Companies are sparing modernization investments while cutting discretionary spending and trimming overall budgets. A technology solution that rationalizes business processes and yields efficiency aligns well with those goals.
Traditional process mining captures log data from IT systems, pinpoints bottlenecks and identifies points where workflows can be improved. Combining mining with process discovery, which tracks how individual users are interacting with IT systems, yields process intelligence.
“It's technology that started in a weird corner of the industry,” said Amaresh Tripathy, SVP and global analytics lead for professional services firm Genpact.
Cloud migration and the drive to deliver returns on modernization investments, along with advances in computer vision and data mining tools, have created opportunities for the practical application of process mining.
Half of the respondents to the survey expect impact from process intelligence technologies in the next year.
As companies implement process intelligence, they can use data to rethink policies around the way users interact with IT systems, locate areas where automation will have the most value, and optimize how people within the organization are actually using technology, Tripathy said.

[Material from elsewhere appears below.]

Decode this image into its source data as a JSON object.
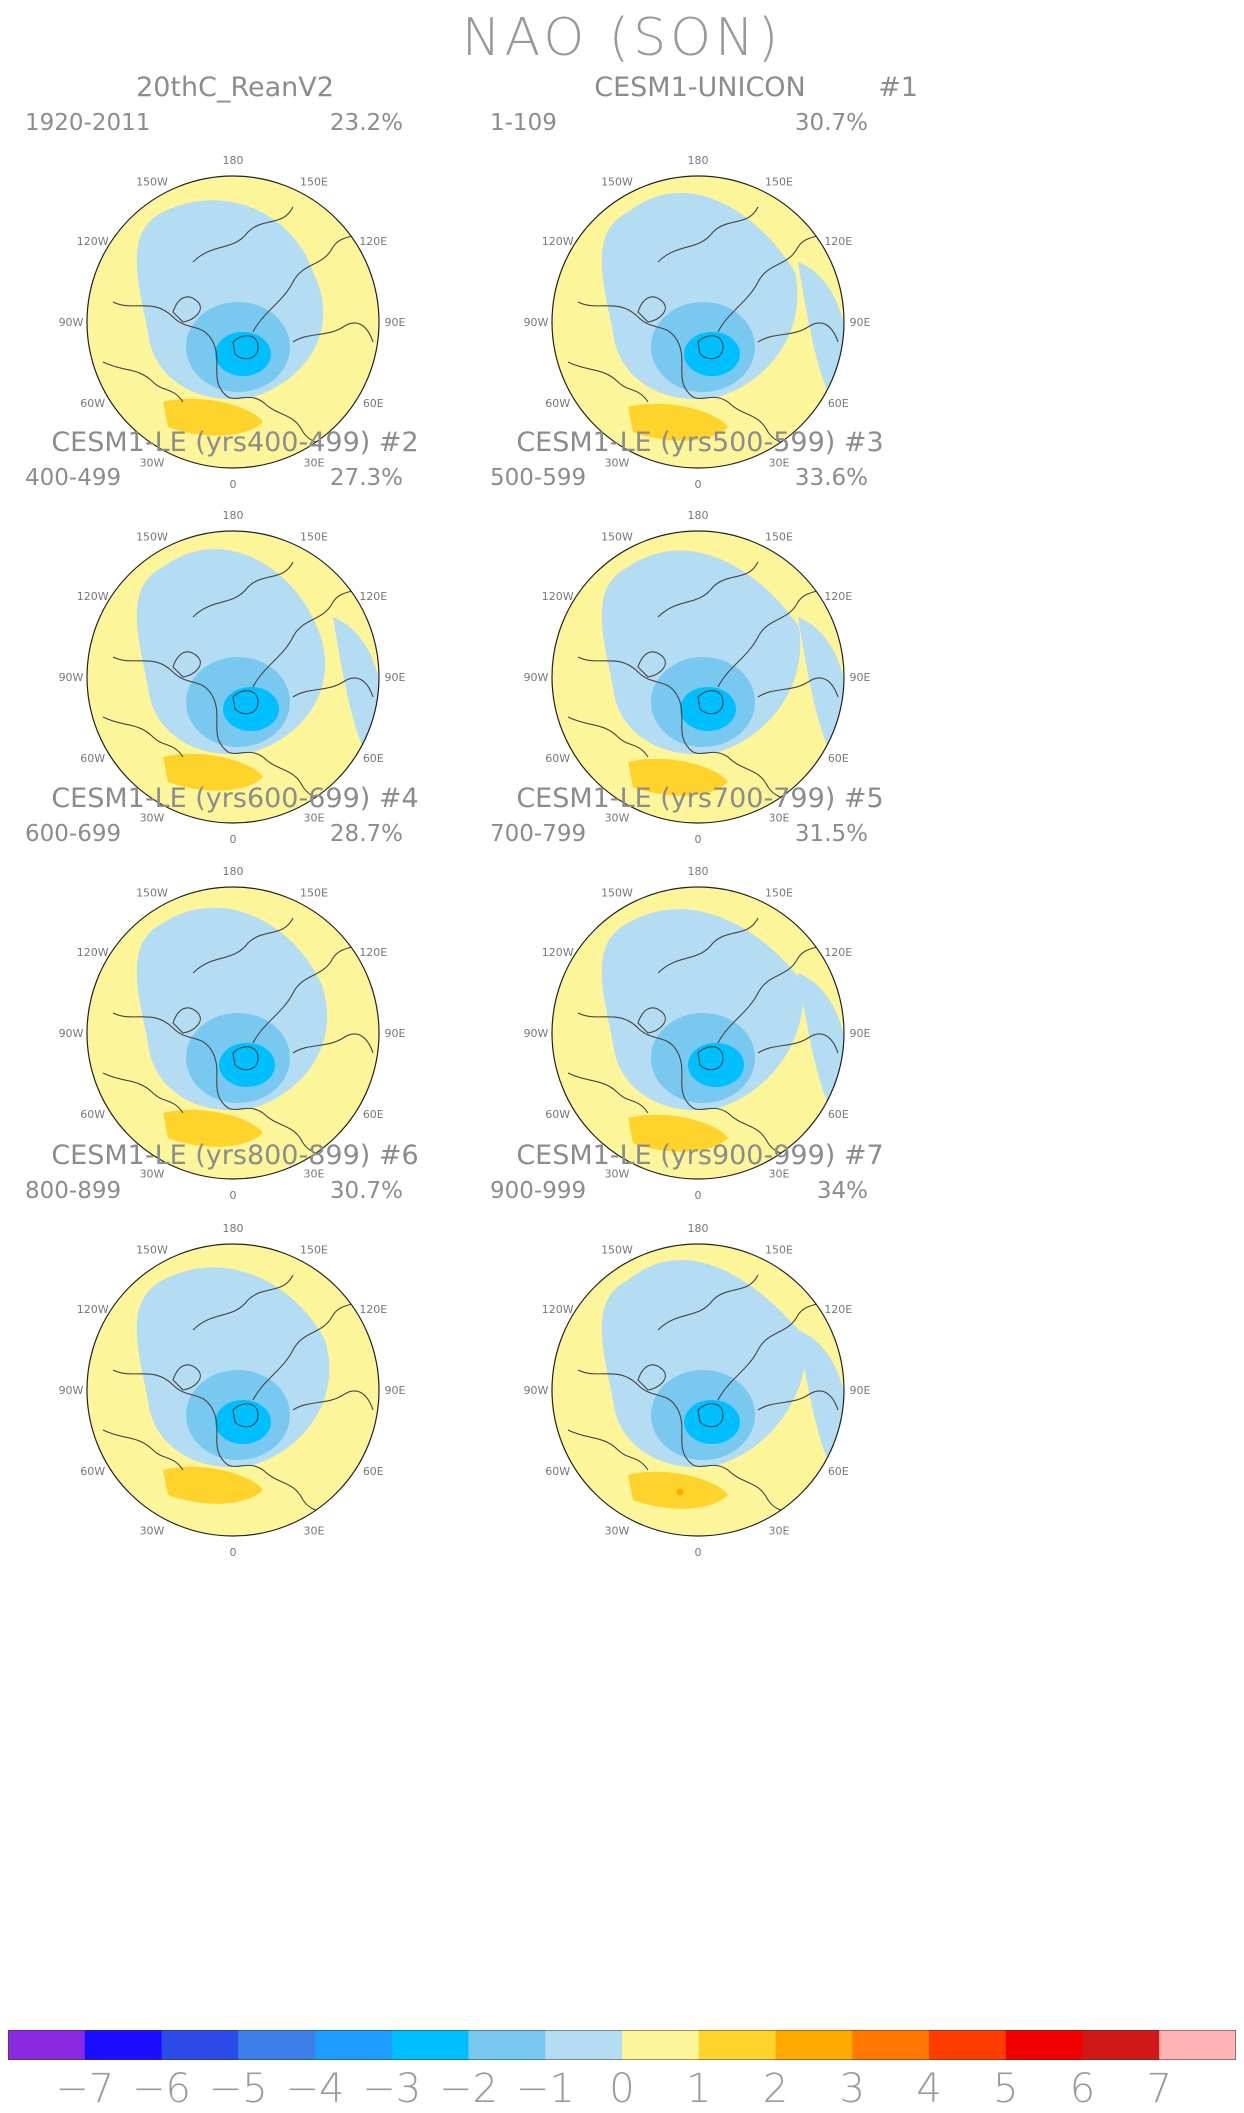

“There’s the idea of how processes are supposed to happen, there’s what is really happening and there’s the happy path of how it should happen,” said Tripathy.
Adopting process intelligence requires an understanding of business metrics, ERP systems and data analytics. A mindset shift is also key.
“People who think about process don't fundamentally think data first,” Tripathy said. “They think about process first. If you're trained in a process-first mindset, it's a little bit of a challenge to slip into a data mindset.”